1. (1 / 2)[cos(a – b) – cos(a + b)]

= 1/2 ( cosa cosb + sina sinb - (cosa cosb - sina sinb)

= 1/2 ( cosa cosb - cosa cos b + sina sinb + sina sinb)

= 1/2 ( 2 sina sinb)

= sina sinb.

(I used the 2 identities cos(a - b) = cosa cosb + sina sinb) and

cos (a + b) = cosa cosb - sina sinb.)

2. sin (π/2 - x) = sin (π/2) cos x - cos(π/2) sin x

= 1 * cos x - 0 * sinx

= cosx - 0

= cos x.

(I used the identity sin(a - b) = sina cosb - cosa sinb

and the fact that sin(π/2) = 1 and cos (π/2) = 0. )

Answer 2

1. sin a sin b = (1 / 2)[cos(a – b) – cos(a + b)]

Calculation:

Taking L.H.S. of above equation

(1 / 2)[cos(a – b) – cos(a + b)]

= (1 / 2) [ (cos a cos b + sin a sin b) - (cos a cos b - sin a sin b)]

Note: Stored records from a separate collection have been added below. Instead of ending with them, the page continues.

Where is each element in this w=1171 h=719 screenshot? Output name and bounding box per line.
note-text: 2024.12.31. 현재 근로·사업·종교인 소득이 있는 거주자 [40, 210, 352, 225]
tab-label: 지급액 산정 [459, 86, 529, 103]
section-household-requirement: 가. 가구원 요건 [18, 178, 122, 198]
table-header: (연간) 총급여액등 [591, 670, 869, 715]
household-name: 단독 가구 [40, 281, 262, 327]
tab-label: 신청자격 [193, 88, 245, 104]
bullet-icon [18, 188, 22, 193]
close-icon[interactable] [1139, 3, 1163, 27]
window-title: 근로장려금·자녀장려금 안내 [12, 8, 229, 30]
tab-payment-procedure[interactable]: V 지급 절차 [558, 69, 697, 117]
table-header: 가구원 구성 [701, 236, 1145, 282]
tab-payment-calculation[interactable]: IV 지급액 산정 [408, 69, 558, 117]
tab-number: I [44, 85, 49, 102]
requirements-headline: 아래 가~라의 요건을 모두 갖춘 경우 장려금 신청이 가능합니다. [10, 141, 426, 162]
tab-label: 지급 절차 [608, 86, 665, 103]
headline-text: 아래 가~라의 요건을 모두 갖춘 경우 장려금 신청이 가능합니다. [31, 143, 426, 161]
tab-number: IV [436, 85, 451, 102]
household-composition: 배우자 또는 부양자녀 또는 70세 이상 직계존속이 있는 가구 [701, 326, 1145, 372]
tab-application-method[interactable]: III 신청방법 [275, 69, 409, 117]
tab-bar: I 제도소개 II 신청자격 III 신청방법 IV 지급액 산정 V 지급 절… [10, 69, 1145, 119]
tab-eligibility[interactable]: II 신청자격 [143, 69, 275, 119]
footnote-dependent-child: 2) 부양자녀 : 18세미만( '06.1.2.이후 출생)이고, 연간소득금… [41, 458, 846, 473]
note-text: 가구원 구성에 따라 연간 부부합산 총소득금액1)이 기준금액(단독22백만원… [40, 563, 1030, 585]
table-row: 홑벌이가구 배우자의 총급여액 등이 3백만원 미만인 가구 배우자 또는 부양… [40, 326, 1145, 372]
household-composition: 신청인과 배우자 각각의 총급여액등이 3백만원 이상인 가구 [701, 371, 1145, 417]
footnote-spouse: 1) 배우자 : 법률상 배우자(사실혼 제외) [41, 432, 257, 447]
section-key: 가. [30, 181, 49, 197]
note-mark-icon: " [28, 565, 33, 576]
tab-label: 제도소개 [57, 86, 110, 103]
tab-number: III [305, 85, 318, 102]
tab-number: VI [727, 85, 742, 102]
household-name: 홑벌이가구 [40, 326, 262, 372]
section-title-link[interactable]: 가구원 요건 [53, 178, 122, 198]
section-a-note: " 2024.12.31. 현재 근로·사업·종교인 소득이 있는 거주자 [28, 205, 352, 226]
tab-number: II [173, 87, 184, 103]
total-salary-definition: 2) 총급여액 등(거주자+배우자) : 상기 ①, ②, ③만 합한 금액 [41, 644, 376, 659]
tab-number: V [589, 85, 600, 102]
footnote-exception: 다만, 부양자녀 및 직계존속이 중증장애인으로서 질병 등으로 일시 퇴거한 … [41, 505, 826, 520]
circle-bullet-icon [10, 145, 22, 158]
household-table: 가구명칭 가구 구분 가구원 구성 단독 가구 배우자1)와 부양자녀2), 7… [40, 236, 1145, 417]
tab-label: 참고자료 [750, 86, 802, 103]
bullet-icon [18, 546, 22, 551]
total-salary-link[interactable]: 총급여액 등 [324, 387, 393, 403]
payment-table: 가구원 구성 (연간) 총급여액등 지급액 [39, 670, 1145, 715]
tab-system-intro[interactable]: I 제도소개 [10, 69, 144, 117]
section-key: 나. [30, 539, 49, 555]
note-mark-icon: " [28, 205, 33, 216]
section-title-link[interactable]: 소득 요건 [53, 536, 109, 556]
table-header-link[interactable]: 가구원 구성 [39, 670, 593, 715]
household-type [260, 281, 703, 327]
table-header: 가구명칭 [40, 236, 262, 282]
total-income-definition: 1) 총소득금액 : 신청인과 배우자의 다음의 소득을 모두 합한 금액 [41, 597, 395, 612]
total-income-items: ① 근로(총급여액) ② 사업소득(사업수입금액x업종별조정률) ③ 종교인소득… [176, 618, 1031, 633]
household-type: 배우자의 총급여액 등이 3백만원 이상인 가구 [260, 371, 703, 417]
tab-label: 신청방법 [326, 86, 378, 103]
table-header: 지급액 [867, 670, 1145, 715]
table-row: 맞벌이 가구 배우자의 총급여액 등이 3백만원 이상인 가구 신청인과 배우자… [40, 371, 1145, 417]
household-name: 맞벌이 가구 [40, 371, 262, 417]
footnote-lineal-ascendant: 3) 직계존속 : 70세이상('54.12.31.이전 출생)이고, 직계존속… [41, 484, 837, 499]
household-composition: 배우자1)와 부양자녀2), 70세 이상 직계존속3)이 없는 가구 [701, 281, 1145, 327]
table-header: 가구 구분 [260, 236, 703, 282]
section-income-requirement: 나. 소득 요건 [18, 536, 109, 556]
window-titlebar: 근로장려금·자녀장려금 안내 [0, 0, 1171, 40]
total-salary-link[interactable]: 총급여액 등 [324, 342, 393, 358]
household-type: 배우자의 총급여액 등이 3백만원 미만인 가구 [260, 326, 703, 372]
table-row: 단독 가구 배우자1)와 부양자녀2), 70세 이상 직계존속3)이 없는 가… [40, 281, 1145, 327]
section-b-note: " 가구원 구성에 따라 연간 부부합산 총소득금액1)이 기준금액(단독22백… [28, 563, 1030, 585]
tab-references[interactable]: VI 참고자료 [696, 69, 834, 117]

{∵ cos(a – b) = cos a cos b + sin a sin b & cos(a + b) = cos a cos b - sin a sin b}

= (1 / 2) [ cos a cos b + sin a sin b - cos a cos b + sin a sin b]

= (1 / 2) [2 sin a sin b]

= sin a sin b

2. sin((π / 2) – x) = cos x

Calculation:

sin((π / 2) – x) = sin (π / 2) cos x - cos (π / 2) sin x

{∵sin(a - b) = sin a cos b - cos b sin a

& sin (π / 2) = 1 & cos (π / 2) = 0}

= 1 × cos x - 0 × sin x

= cos x